London's top-flight shares rose more than 2% to pass the 6,000 barrier after losing £74bn yesterday.
This was despite Chinese stocks tumbling again this morning - plunging more than 7%, and hitting their lowest level in eight months. Japan's Nikkei fell nearly 4%.
Panic selling intensified after the flagship Shanghai Composite Index crashed through the psychological barrier of 3,000 points.
The blue-chip CSI300 index fell 7.1% to 3,042.93, while the Shanghai Composite Index lost 7.6% to 2,964.97.
There was a recovery in European shares, after they lost around £387bn during Monday's panic.
The pan-European FTSEurofirst 300 index, which slumped 5.4% yesterday, rose 1.8%, while the eurozone's blue-chip Euro STOXX 50 index was up 1.9% in early trading.
The mass sell-off has been triggered by China's slowing economy and the depreciation of the yuan - as well as plunging commodity prices and fears over the timing of the next US interest rate hike.
The People's Bank of China is under pressure to announce a new round of quantitative easing to boost money supply in an economy suffering weaker demand across all sectors.
Beijing has intervened numerous times to try to stop speculators selling vulnerable assets.
The most recent move allowed the state pension fund to invest up to 30% of its assets in Chinese stocks.
However, China's policymakers have largely sat on their hands during the last few days of bloodletting - to the frustration of investors hit by plunging portfolios.
"Global investors are cannibalising each other. Calling it a market disaster is not an overstatement," said Zhou Lin, an analyst at Huatai Securities.
"The mood of panic is dominating the market ... And I don't see any signs of meaningful government intervention."
Countries heavily exposed to China's slowing economy have tried to soothe fears about the prospect of a global downturn.

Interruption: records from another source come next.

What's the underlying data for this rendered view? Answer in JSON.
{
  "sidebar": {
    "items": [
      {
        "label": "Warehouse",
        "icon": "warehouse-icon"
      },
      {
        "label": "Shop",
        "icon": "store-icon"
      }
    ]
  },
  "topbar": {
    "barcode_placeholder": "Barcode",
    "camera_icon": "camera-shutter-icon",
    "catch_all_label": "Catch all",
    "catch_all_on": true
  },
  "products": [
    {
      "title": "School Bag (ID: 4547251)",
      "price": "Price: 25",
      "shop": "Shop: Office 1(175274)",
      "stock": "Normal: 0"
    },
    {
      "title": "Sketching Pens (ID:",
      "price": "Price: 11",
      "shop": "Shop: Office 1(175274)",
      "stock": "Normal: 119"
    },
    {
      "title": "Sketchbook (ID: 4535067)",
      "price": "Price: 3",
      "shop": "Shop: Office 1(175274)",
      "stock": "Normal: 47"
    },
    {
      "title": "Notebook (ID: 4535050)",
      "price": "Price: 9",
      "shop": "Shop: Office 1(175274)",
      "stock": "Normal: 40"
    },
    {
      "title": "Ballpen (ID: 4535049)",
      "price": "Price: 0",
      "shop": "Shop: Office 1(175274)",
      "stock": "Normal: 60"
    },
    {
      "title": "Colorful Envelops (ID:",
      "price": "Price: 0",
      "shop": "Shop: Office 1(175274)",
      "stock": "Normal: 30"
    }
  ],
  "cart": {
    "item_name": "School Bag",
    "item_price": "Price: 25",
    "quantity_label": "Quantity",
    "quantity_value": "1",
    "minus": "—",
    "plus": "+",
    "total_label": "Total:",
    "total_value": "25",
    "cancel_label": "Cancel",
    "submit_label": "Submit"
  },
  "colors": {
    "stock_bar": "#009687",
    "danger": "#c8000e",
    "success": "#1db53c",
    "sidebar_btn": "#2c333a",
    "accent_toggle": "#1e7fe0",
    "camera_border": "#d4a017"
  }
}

"I think it's important that people don't hyperventilate about these type of things," said Australian Prime Minister Tony Abbott, whose country is China's biggest commodity supplier.
"It is not unusual to see stock market corrections. It is not unusual to see bubbles burst in particular markets and for there to be some flow-on effect in other stock markets, but the fundamentals are sound."
Japanese Finance Minister Taro Aso also said Chinese stocks, which more than doubled in the six months to May, was a bubble now bursting.
"There's also suspicion on whether China's official GDP figures reflect the real state of the economy," he told a news conference in Tokyo.